Kenya: A Year Since 147 Died in Garissa Attack

World Watch Monitor | Updated: Apr 04, 2016

Kenya: A Year Since 147 Died in Garissa Attack

April 2 marked one year since a handful of Al-Shabaab militants stormed the University campus in Garissa – in Kenya’s volatile east, near the Somali border – and slaughtered 147 mostly Christian students.

The attackers arrived early in the morning, cornered students at morning prayers, killed them and then roved through the dorms to separate Christians from the remaining students and kill them. A sniper waited outside to kill those who tried to flee. The siege lasted 15 hours.

After one woman was shot in the head, her blood traced the outlines of her body onto the floor. The imprint refuses to wash off, symbolically showing that the effects of attacks such as this cannot simply be washed away.

After the attack, World Watch Monitor heard from Frederick Gitonga, the 21-year-old Chairman of the University’s Christian Union. Here he speaks about the impact of last year’s attacks. Also interviewed is a local church leader.

One year on, outsiders still wonder how an attack like that was even possible. But attacks on soft targets like the University students have become endemic in Kenya, particularly in the Muslim-dominated north-eastern and coastal regions.

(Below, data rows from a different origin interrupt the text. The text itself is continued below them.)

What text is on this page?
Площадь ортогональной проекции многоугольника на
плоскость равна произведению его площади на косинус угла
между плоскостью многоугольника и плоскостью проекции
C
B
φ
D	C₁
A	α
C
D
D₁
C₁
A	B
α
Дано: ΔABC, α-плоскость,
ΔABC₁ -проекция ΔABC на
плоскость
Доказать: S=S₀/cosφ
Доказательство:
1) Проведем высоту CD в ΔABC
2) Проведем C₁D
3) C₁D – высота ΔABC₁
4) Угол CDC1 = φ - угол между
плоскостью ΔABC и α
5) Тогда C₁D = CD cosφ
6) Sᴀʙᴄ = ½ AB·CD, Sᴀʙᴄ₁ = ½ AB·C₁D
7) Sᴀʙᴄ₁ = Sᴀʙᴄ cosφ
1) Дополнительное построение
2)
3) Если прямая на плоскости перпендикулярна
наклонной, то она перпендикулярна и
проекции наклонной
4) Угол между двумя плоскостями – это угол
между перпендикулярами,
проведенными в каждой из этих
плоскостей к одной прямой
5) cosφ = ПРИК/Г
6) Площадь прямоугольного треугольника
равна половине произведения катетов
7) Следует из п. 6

In a bid to curb attacks, additional police posts have been established in the Garissa University compound and inside the forest that borders Somalia.

Kenyan authorities have also started to build a 700km-long wall along the Kenya-Somalia border to keep the Somali-based militants out. But many feel that controversial and expensive move will not succeed in limiting attacks, as Al-Shabaab is already inside Kenya, as the President himself admitted two days after the attack.

He acknowledged then that “the planners and financiers” of the attack were “deeply embedded” in Kenyan communities. “Radicalisation,” he said, “occurs in the full glare of day, in madrasas, in homes, and in mosques with rogue imams.”

The Garissa campus was re-opened on 4 January, 2016, nine months after the attack.

On Saturday (2 April), memorial events in Garissa will include a marathon with at least 1,000 participants, in a show of solidarity with the people of Garissa.

In Eldoret in western Kenya, at Moi University (a parent campus for the Garissa branch to which students moved to continue studies after the April closure), surviving Christian Union students and leaders plan a big programme, including tree-planting, a procession, candle-lighting, prayers, and speeches from, amongst others, the leaders of the Fellowship of Christian Union Students (FOCUS) – Kenya.

*One student, Risper Mutisya, was still being sought by her father in July 2015.